No Stomach For Cancer saved my life - literally! After I had genetic testing that revealed I carried a rare gene that gave me an 80-90% chance of developing stomach cancer that couldn't be detected through screening, my genetic counselor referred me to NSFC and told me not to look at anything else on the internet. Through NSFC I found the surgeon who removed my stomach as a precautionary measure, but after surgery we learned that I'd had four spots of cancer that hadn't been detected prior to surgery. Having lost both my father (who was diagnosed as stage 1) and my grandfather very shortly after their diagnoses, I know that this cancer would have killed me if I hadn't pursued genetic testing and learned what I could do to avoid cancer and who specialized in working with this incredibly rare gene. The people at NSFC are all incredibly supportive and helpful, and their website is a treasure trove of useful information. Thanks to them, I'm now 15 months post surgery and have a long, healthy life to look forward to with my family!

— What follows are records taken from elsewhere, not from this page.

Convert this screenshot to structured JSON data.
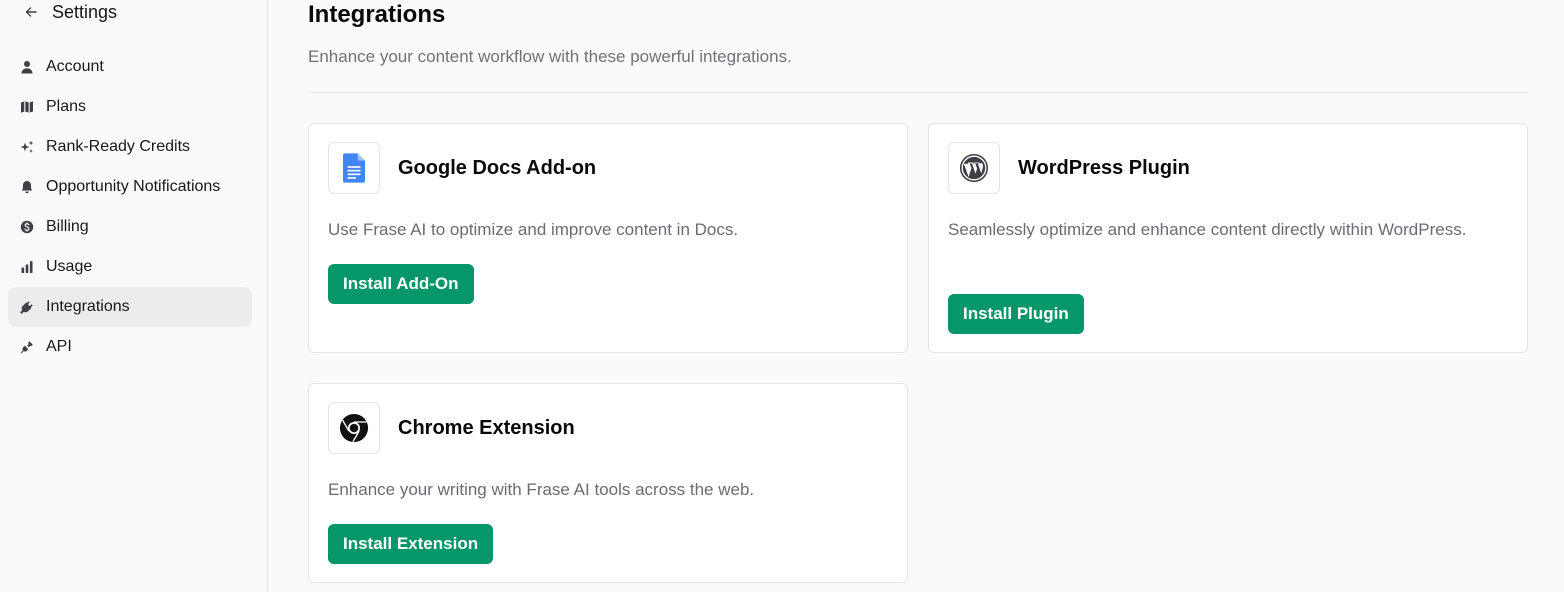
{
  "sidebar": {
    "header": {
      "back_icon": "arrow-left-icon",
      "title": "Settings"
    },
    "items": [
      {
        "label": "Account",
        "icon": "user-icon",
        "active": false
      },
      {
        "label": "Plans",
        "icon": "map-icon",
        "active": false
      },
      {
        "label": "Rank-Ready Credits",
        "icon": "sparkles-icon",
        "active": false
      },
      {
        "label": "Opportunity Notifications",
        "icon": "bell-icon",
        "active": false
      },
      {
        "label": "Billing",
        "icon": "dollar-circle-icon",
        "active": false
      },
      {
        "label": "Usage",
        "icon": "bar-chart-icon",
        "active": false
      },
      {
        "label": "Integrations",
        "icon": "plug-icon",
        "active": true
      },
      {
        "label": "API",
        "icon": "plug-connect-icon",
        "active": false
      }
    ]
  },
  "main": {
    "title": "Integrations",
    "subtitle": "Enhance your content workflow with these powerful integrations.",
    "cards": [
      {
        "title": "Google Docs Add-on",
        "icon": "google-docs-icon",
        "description": "Use Frase AI to optimize and improve content in Docs.",
        "button": "Install Add-On"
      },
      {
        "title": "WordPress Plugin",
        "icon": "wordpress-icon",
        "description": "Seamlessly optimize and enhance content directly within WordPress.",
        "button": "Install Plugin"
      },
      {
        "title": "Chrome Extension",
        "icon": "chrome-icon",
        "description": "Enhance your writing with Frase AI tools across the web.",
        "button": "Install Extension"
      }
    ]
  },
  "colors": {
    "accent": "#059669",
    "active_nav_bg": "#ececec",
    "muted_text": "#71717a",
    "google_docs_blue": "#4285F4"
  }
}
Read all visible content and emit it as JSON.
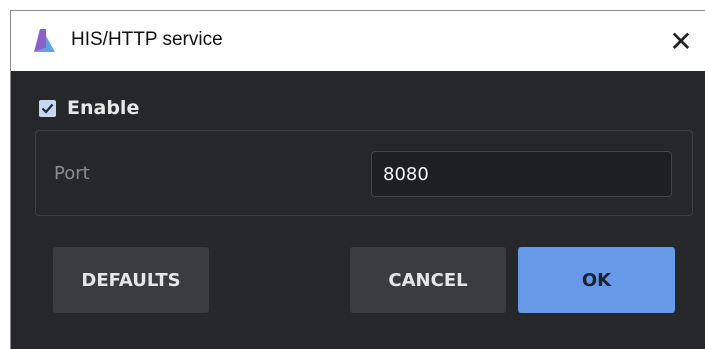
{
  "window": {
    "title": "HIS/HTTP service",
    "close_glyph": "✕",
    "icon": "app-triangle-icon"
  },
  "enable": {
    "label": "Enable",
    "checked": true
  },
  "port": {
    "label": "Port",
    "value": "8080"
  },
  "buttons": {
    "defaults": "DEFAULTS",
    "cancel": "CANCEL",
    "ok": "OK"
  },
  "colors": {
    "background": "#26272a",
    "accent": "#6699e8",
    "button": "#3b3c40",
    "icon_purple": "#8e5fc8",
    "icon_blue": "#5aa4e6"
  }
}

Hi. I am glad that I came across this page by accident. In 1994 had a subtotal gastrectomy I was 34 years old had my annual check ups and never had any issues I had thought that that was the end of the story.. Six months ago doctors found that my cancer returned and I needed to have my stomach removed. Had chemo prior to my surgery and now I am at home recovering from it. My search to get the proper nutrition to feed my immune system never stops now. I am glad I can get feedback from other people that have had stomach surgery.

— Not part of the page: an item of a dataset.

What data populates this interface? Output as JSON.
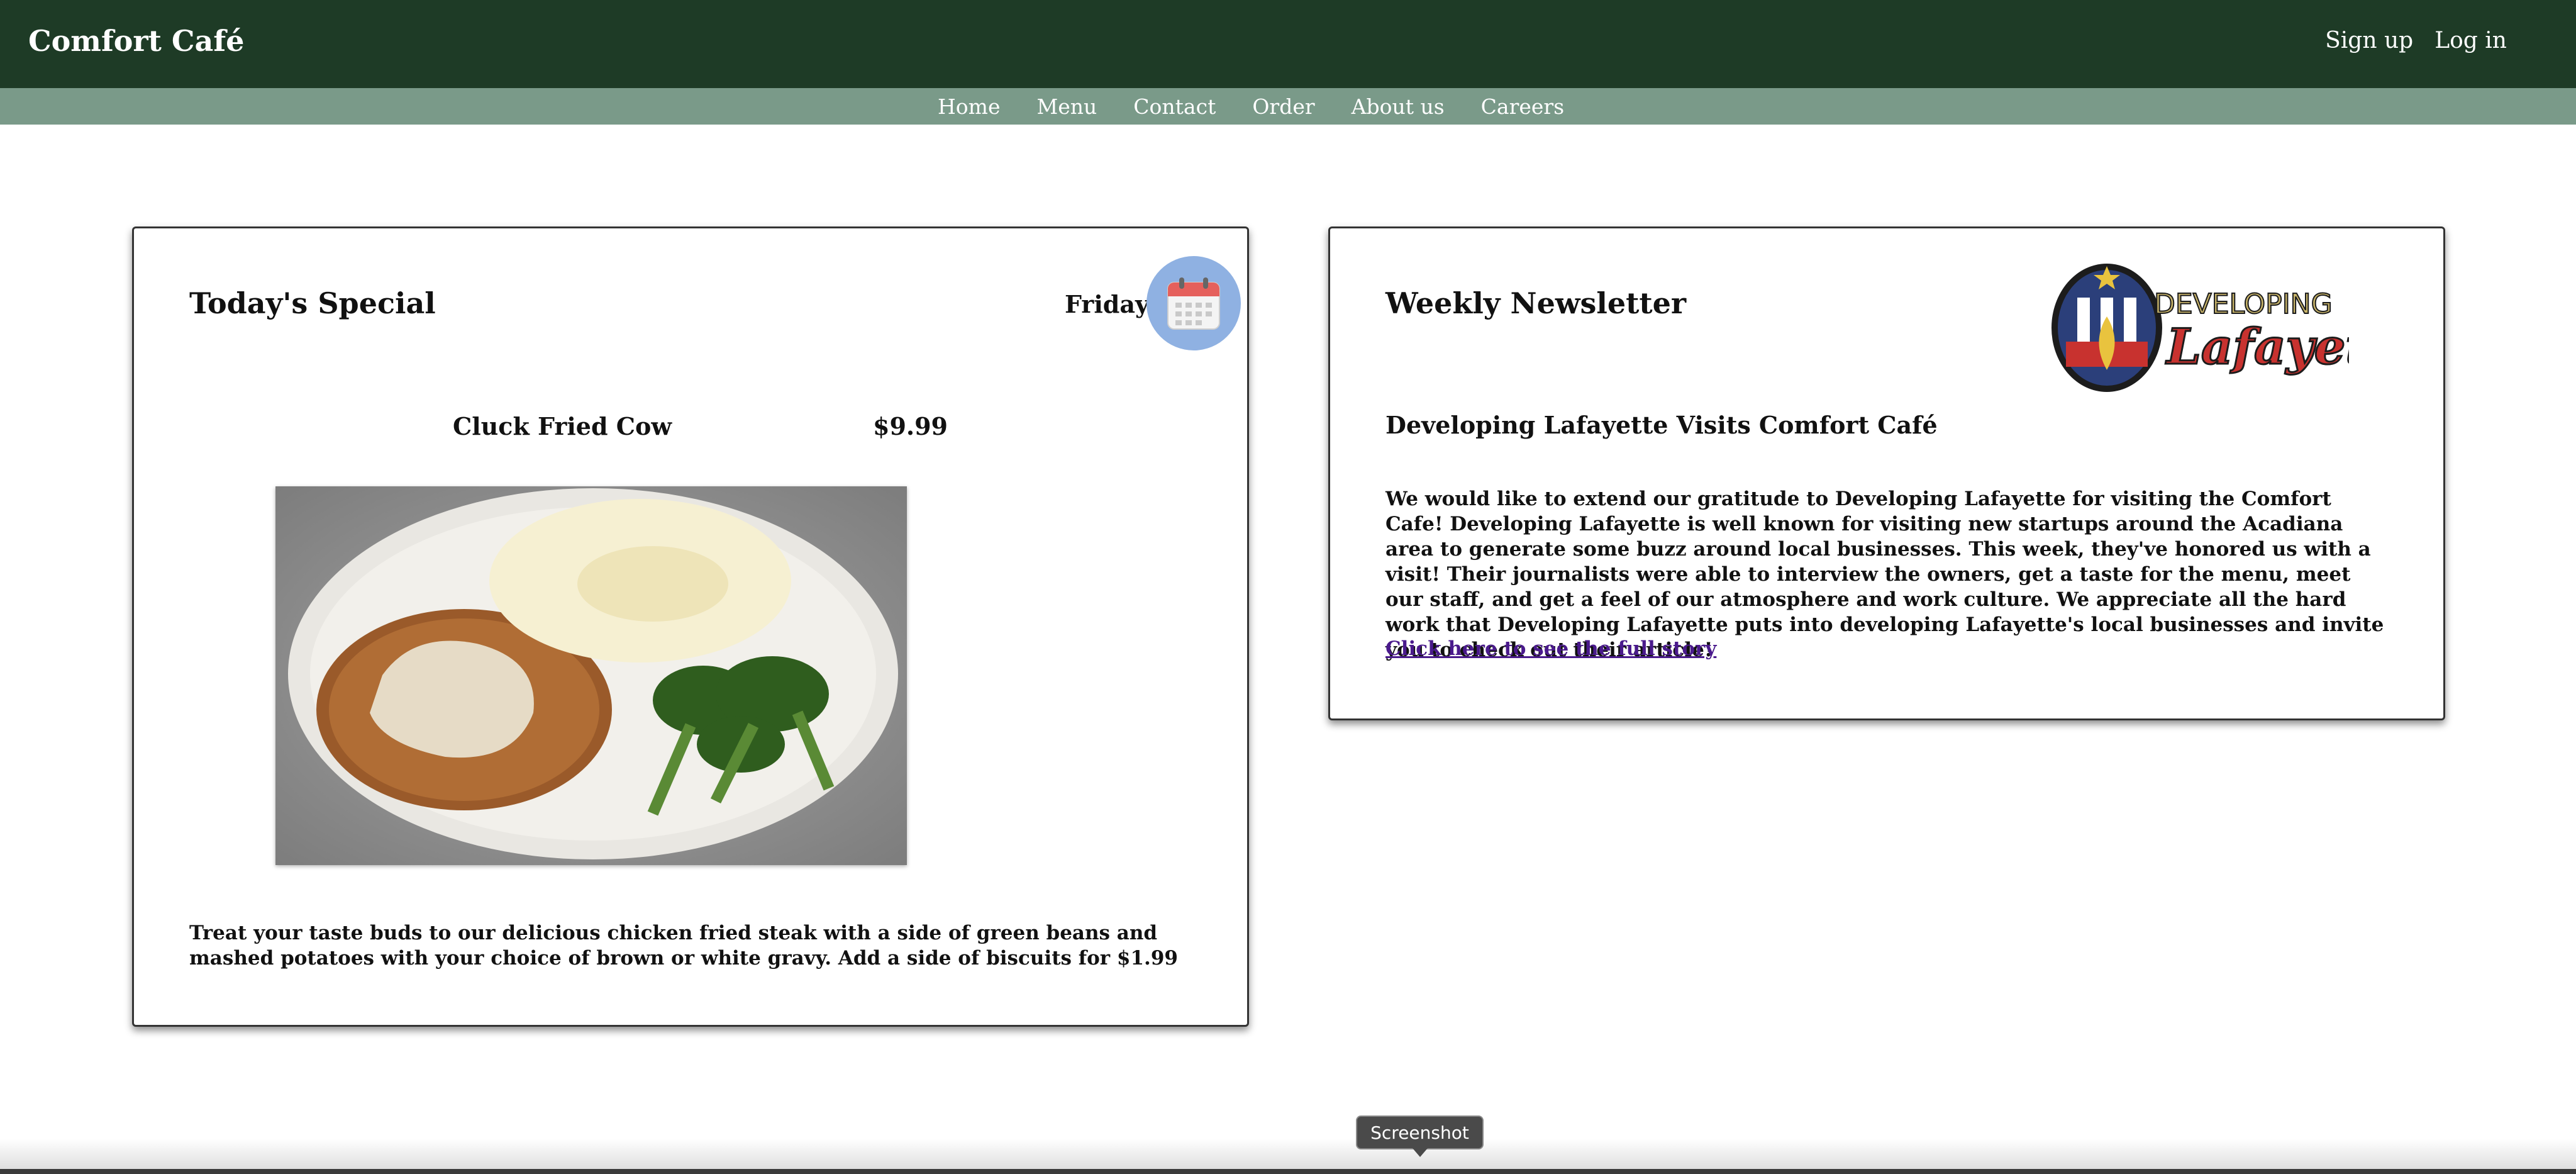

I had the pleasure to speak to some of the no stomach for cancer staff at moffitt's conference in tampa. Since then I have been on a mission to spread awareness about CDH1 genetic testing and stomach cancer. In addition to testing positive to CDH1 gene mutation. my younger sister is also positive. We are both in process of getting the necessary scopes, scans and preparation work prior to scheduling a TG surgery. I met with some fantastic doctors at moffitt that are helping me and pointing me in the right direction in my journey. I'm hopeful to schedule a laproscopic surgery this week. I want to thank you again for the kindness and support you provided at the conference.
I'm very excited to have a TG surgery hopefully in August. I'm trying to reach out to blood family members about CDH1 gene testing. My prayer is that each person will have the same opportunity to make a decision for their health that i did. This valuable support that you provided me is going to save lives in my family including mine!!!!

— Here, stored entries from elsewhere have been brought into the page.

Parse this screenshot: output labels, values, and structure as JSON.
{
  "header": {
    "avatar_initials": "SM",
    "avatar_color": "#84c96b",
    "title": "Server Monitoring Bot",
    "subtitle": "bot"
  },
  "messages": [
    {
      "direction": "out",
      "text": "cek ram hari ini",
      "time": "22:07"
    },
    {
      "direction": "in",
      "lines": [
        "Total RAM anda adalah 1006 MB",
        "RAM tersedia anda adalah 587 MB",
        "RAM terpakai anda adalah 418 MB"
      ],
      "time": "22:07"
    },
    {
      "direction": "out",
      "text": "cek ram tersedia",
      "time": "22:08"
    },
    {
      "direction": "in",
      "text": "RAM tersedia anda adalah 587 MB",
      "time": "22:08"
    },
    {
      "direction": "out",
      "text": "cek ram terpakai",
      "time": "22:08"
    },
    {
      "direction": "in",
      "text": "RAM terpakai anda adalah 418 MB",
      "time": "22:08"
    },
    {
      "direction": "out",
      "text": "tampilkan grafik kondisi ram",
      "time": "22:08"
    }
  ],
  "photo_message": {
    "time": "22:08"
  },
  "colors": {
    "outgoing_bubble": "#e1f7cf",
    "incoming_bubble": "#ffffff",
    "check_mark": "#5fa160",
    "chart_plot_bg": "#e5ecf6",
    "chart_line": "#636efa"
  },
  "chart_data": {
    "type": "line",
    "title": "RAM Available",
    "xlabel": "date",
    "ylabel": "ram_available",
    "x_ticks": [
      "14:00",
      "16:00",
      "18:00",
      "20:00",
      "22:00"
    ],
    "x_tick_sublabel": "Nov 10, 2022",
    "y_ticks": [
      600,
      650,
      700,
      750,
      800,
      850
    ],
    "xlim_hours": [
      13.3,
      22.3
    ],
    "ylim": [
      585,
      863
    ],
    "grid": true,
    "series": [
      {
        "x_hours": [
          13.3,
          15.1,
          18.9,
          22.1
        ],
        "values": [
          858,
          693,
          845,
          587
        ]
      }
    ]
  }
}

I love you guys and are thankful for your passion to spread awareness about CDH1 and gastric cancer. God bless you all!!! God is using your voice to spread this important message to the world!!!
Review from Guidestar
There's nothing as surreal as being told that you have cancer. Unless it's finding out that you also carry a genetic mutation that gives you a >80% risk of developing gastric (stomach) cancer and that the only recommended preventative treatment is a total gastrectomy - removal of the stomach. Luckily for me, my genetics counselor recommended I visit the No Stomach for Cancer website to learn more. The website is jam-packed with information, resources, and stories that helped me better understand my diagnosis and treatment recommendation. A few months later, I attended a NSFC symposium which welcomed experts and speakers from around the country. I met and talked with NSFC staff and board members (most of whom were already stomach-less) and they helped reassure me that life and the love of food can continue without a stomach. I am now two months post-gastrectomy and on a good path for recovery. I truly credit the NSFC with helping me and my family approach my diagnosis and treatment confidently, knowing it was the right decision.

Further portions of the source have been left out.